Politique

Lecornu résiste à deux motions de censure sur le budget 2026

L’exécutif français a franchi une étape parlementaire cruciale, mais politiquement coûteuse, ce vendredi. Le Premier ministre Sébastien Lecornu a vu son gouvernement échapper à deux tentatives de renversement déposées à l’Assemblée nationale, consécutives à l’adoption forcée du budget de l’État pour l’année 2026.

Un recours constitutionnel contesté

La séquence parlementaire a été déclenchée par la décision du chef du gouvernement d’activer à deux reprises l’article 49.3 de la Constitution. Ce mécanisme, qui permet l’adoption d’un texte sans vote à condition que le gouvernement ne soit pas renversé, a été employé pour faire passer le volet recettes, puis l’ensemble du projet de loi de finances. Le Premier ministre a présenté cette décision comme un recours nécessaire, invoquant l’impossibilité de dégager une majorité stable sur le texte, tout en reconnaissant le caractère exceptionnel de cette procédure.

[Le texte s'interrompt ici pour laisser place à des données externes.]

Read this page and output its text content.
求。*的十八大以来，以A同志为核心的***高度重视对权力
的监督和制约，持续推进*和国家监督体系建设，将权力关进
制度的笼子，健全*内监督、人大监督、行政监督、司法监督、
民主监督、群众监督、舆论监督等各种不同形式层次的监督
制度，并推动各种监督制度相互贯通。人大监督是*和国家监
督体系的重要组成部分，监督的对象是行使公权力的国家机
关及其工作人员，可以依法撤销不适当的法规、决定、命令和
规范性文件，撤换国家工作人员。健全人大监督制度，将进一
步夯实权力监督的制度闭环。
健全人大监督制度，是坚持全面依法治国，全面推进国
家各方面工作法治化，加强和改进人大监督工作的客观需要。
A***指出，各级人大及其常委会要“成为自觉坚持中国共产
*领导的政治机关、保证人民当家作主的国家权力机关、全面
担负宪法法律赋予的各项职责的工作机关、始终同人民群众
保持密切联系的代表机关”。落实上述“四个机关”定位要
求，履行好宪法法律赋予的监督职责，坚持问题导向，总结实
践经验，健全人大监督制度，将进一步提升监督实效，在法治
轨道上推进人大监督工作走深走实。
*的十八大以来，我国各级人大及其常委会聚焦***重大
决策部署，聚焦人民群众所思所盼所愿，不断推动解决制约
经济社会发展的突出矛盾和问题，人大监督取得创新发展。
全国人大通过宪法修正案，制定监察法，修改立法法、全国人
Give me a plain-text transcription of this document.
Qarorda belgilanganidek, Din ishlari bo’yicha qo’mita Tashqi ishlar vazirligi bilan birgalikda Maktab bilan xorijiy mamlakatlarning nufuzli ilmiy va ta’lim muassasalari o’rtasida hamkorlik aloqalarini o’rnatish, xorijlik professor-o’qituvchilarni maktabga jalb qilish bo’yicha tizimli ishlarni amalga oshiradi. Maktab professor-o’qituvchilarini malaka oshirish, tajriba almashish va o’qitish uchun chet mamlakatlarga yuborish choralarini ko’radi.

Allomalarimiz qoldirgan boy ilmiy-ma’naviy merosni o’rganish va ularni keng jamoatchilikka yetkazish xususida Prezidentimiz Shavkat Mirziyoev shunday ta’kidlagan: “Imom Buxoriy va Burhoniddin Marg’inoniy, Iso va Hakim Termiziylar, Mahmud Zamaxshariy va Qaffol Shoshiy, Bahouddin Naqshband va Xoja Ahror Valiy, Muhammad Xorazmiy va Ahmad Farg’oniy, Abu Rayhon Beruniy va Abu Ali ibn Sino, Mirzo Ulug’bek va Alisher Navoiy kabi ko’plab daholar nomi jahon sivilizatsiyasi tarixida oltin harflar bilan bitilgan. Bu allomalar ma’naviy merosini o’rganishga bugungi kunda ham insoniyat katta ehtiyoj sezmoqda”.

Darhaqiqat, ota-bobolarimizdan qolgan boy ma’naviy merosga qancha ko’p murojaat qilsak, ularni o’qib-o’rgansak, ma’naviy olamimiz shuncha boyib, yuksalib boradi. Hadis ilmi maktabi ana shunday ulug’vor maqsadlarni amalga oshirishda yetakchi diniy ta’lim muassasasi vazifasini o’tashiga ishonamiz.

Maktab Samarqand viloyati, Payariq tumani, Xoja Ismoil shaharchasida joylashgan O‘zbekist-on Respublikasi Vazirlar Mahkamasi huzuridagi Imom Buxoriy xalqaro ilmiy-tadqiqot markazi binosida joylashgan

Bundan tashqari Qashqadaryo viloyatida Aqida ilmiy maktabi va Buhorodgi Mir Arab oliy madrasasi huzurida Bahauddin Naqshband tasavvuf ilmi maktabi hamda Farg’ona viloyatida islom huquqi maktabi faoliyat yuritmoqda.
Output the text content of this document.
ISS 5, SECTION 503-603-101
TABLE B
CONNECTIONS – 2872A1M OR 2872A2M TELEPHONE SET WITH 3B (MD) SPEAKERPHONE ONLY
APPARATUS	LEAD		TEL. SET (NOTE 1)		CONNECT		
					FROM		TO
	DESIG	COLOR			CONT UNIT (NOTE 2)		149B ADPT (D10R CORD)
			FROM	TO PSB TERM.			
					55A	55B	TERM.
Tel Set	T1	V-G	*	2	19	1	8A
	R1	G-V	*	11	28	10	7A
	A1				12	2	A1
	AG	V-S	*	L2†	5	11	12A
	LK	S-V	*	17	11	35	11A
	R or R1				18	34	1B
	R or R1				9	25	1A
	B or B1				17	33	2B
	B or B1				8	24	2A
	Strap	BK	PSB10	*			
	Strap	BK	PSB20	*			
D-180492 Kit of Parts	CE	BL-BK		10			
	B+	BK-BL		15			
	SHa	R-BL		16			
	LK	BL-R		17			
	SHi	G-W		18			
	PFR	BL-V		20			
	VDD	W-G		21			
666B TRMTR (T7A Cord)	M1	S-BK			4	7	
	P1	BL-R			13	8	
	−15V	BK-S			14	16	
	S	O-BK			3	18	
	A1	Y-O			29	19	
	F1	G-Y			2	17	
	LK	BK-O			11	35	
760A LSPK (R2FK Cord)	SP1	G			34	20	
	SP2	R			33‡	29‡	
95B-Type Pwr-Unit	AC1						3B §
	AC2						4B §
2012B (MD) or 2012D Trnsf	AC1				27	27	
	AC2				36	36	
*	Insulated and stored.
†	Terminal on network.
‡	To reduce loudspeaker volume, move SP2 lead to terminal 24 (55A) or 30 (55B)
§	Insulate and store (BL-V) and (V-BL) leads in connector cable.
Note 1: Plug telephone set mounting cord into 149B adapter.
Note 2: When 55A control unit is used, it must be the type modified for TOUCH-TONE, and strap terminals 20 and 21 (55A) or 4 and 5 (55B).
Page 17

L’opposition divisée, le gouvernement préservé

Les groupes d’opposition ont immédiatement réagi en déposant deux motions de censure. La première, portée conjointement par La France insoumise, les écologistes et le groupe GDR (Gauche démocrate et républicaine), a recueilli 269 suffrages. La seconde, initiée par le Rassemblement national et son allié, l’UDR, n’a obtenu que 142 voix. Aucune des deux n’a donc atteint la majorité absolue de 288 voix requise pour renverser le cabinet. L’absence de soutien des députés de la droite traditionnelle et du Parti socialiste a été déterminante dans la survie du gouvernement.

Une assemblée nationale profondément fracturée

Ce vote a mis en lumière les fractures persistantes au sein de l’hémicycle. La gauche apparaît divisée, le Parti socialiste ayant choisi de ne pas se joindre à la motion portée par les autres formations de gauche, une position qui lui a valu des critiques virulentes. De son côté, l’extrême droite a dénoncé une méthode brutale et un manquement aux engagements pris devant les représentants de la Nation. Malgré le succès technique du gouvernement, cette séquence laisse une chambre plus polarisée que jamais et annonce des tensions renouvelées, un nouveau dépôt de motion de censure étant déjà annoncé.